Karina dusted off her jeans and hopped to her feet. “It’s complicated. Do you have a lot of homework?”
Whenever Robert asked questions about her life as a ghost, Karina tried to change the subject—but this time, he wouldn’t let her. “I want to understand how it works,” he said. “Can you ride a bike? Can you paddle a canoe?”
“Just the skateboard,” she said. “It was with me when I … when the explosion happened.” She
kicked the skateboard in Robert’s direction and he tried to stop it with his sneaker, but the board sailed right through his foot.
“Cool!” he exclaimed. “A ghost skateboard!”
She frowned. “You know I hate that word.”
“Right, sorry,” Robert said. “What am I supposed to say?”
“You could just stop bringing it up. We could try to have a conversation where you don’t call me a ghoulish freak.”
“I never said ‘ghoulish freak.’ ”
“What’s the difference?”
“Hey, at least you still have your hair,” Robert joked.
Karina didn’t laugh. “I’d switch places with you any day.”
Pip and Squeak made a loud chattering noise. They seemed to be harassing a trail of ants. Robert called for them to leave the bugs alone but the rats kept chattering. They wanted him to see.
“All right, all right.” He walked over and realized it was no ordinary trail of ants: it was an army. There were hundreds, maybe thousands, marching across the parking lot, ascending the brick wall of Lovecraft Middle School and disappearing through a crack in the mortar. “Look at this,” he told Karina. “Where do you think they’re going?”
“I’m guessing the cafeteria,” she said. “I bet there’s plenty of extra protein in tomorrow’s lunch menu.”

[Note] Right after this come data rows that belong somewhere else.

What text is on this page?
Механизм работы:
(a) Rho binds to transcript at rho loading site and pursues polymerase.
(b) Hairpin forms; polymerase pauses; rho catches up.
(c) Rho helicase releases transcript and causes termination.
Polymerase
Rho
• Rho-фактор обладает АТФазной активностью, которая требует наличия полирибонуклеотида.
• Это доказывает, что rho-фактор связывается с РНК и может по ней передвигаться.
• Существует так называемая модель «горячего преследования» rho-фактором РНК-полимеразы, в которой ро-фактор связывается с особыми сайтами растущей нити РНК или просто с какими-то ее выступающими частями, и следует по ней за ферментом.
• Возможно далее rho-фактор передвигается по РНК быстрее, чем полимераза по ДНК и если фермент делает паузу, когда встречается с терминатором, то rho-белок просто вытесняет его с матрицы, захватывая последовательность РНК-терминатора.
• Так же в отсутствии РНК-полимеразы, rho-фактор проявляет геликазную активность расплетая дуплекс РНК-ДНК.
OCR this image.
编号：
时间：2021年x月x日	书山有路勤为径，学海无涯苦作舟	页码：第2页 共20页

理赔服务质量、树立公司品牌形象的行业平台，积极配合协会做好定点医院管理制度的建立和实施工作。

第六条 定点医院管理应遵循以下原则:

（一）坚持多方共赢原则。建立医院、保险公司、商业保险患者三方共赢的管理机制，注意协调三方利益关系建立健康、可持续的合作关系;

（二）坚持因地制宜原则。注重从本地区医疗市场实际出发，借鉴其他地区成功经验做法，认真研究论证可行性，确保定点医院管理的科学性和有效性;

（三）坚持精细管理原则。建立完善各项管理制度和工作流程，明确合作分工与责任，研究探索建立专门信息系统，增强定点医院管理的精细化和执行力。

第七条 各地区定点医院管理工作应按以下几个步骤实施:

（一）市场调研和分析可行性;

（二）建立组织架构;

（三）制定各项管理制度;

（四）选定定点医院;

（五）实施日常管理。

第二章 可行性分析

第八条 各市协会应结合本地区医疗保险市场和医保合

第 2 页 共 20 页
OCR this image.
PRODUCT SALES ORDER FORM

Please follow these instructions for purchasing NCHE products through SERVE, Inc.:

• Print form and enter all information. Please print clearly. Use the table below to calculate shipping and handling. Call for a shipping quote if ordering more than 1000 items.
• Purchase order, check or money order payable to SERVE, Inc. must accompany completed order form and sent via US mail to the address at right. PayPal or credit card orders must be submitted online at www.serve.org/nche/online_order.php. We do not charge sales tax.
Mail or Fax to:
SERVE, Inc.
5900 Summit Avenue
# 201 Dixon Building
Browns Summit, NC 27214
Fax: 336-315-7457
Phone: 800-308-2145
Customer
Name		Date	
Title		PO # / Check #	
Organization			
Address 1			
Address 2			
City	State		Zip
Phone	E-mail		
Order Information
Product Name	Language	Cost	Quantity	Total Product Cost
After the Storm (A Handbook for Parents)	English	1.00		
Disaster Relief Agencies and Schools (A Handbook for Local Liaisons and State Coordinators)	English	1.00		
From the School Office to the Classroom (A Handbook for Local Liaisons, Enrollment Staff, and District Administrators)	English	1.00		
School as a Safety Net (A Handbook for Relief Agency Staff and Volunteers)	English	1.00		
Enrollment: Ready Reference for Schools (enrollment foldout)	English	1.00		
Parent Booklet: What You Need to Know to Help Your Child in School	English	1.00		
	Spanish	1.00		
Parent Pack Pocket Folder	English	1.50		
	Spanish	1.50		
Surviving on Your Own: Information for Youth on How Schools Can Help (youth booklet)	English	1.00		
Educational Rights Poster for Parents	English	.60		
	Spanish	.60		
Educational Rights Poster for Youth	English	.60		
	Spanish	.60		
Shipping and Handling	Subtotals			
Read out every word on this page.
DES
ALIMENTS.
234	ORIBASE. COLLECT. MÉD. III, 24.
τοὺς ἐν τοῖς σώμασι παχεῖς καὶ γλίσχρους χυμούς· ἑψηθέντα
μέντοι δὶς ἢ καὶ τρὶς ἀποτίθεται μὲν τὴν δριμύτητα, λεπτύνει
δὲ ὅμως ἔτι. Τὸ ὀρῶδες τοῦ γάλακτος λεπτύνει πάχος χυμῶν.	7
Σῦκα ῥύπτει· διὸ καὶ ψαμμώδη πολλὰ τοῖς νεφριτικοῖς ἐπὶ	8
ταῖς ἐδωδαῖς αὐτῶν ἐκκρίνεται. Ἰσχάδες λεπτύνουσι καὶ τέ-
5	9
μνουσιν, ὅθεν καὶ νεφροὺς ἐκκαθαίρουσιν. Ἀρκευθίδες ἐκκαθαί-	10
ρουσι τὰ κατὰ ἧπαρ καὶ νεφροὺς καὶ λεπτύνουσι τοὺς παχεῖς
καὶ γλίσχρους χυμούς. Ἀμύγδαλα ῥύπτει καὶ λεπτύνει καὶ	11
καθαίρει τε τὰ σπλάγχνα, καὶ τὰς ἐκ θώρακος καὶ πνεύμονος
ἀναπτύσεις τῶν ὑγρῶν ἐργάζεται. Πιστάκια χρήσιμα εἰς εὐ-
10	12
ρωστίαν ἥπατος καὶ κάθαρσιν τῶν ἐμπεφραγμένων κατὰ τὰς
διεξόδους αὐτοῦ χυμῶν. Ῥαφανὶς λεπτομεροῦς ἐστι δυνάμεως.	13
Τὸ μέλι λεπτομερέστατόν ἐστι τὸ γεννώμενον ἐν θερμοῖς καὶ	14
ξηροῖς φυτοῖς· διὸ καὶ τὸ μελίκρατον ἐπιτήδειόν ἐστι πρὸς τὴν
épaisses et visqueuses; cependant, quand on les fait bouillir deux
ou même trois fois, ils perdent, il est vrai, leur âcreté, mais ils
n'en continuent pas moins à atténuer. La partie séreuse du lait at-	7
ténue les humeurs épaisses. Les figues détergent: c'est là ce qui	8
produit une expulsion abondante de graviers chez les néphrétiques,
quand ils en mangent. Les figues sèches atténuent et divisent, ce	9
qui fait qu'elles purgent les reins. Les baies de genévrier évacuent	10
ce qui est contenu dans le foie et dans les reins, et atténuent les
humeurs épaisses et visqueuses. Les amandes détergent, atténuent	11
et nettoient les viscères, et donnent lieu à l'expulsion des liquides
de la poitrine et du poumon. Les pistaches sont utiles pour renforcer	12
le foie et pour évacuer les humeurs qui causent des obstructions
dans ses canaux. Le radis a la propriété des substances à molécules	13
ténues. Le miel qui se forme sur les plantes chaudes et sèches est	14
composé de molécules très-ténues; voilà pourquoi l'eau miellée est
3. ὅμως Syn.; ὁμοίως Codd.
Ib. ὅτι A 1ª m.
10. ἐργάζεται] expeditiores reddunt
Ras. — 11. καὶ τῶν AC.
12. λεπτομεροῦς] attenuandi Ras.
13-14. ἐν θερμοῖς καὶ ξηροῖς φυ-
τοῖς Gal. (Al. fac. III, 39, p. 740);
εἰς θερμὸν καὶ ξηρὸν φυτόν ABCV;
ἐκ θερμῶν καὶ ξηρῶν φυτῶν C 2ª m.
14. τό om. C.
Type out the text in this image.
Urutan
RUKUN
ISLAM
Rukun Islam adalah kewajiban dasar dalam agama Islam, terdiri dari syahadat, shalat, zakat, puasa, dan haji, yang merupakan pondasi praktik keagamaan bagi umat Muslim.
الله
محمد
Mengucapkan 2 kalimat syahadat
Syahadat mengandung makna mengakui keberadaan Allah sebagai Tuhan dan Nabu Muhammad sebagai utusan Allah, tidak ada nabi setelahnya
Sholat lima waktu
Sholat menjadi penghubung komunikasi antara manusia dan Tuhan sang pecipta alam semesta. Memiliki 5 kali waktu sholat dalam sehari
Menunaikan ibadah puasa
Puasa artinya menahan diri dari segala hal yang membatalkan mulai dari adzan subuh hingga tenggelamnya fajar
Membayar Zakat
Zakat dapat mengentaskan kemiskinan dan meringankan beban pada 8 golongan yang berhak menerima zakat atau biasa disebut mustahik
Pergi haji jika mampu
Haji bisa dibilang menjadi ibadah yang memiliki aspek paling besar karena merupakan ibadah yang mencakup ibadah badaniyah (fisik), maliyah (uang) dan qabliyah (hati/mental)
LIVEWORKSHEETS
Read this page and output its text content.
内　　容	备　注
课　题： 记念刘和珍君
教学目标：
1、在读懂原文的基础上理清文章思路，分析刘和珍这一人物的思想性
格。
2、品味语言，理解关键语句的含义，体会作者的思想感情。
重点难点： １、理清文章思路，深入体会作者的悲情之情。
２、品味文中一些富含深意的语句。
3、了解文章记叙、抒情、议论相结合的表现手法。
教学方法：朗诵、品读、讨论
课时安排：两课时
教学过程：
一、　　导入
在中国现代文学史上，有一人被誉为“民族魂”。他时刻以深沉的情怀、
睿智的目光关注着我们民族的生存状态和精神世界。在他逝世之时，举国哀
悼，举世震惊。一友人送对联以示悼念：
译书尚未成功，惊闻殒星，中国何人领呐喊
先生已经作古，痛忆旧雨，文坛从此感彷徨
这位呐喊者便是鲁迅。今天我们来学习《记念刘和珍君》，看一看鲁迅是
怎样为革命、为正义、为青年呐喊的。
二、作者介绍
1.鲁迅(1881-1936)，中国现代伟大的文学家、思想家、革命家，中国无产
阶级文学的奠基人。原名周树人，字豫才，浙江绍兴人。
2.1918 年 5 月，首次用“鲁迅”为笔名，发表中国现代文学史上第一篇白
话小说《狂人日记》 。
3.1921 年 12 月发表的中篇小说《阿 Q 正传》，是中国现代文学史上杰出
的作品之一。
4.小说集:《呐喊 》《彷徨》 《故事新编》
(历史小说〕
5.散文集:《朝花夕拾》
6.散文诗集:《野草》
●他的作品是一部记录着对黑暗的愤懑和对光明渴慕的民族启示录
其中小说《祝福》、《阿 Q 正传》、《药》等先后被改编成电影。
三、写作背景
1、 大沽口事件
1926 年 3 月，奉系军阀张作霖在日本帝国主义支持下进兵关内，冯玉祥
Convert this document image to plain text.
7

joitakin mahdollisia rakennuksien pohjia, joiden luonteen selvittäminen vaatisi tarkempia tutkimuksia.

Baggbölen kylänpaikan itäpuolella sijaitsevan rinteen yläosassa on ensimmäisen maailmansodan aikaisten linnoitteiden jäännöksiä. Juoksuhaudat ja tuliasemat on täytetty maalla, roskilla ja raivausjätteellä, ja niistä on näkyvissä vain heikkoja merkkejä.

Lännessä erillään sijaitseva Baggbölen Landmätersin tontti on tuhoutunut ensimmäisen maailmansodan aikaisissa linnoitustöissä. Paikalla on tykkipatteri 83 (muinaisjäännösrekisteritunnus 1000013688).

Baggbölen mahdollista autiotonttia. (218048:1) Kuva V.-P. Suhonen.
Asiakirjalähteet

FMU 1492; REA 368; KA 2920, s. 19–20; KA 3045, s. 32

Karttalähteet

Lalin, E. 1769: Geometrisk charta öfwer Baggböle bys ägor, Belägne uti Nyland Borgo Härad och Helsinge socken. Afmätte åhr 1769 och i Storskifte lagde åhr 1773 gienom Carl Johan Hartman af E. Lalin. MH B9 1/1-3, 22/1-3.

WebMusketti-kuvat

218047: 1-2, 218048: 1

“Maybe this will stop them.” Robert removed a bottle of water from his backpack and poured some on the wall, washing away dozens of ants in a miniature tidal wave.
The rest of the army immediately changed course. Now, instead of marching toward the wall, they marched toward Robert. A few of the ants scaled his sneakers, and he kicked them loose.
“They’re coming to get me, Karina!” he laughed. “Help!”
The ants spread out in a V-shaped formation, as if they were trying to surround him. Their little legs were remarkably fast, and Robert had to jog backward to stay ahead of them. The ants couldn’t catch up, but they didn’t stop trying. They chased him all around the parking lot.
Karina watched their activity with growing dismay.
“It’s been a really weird week,” she said again.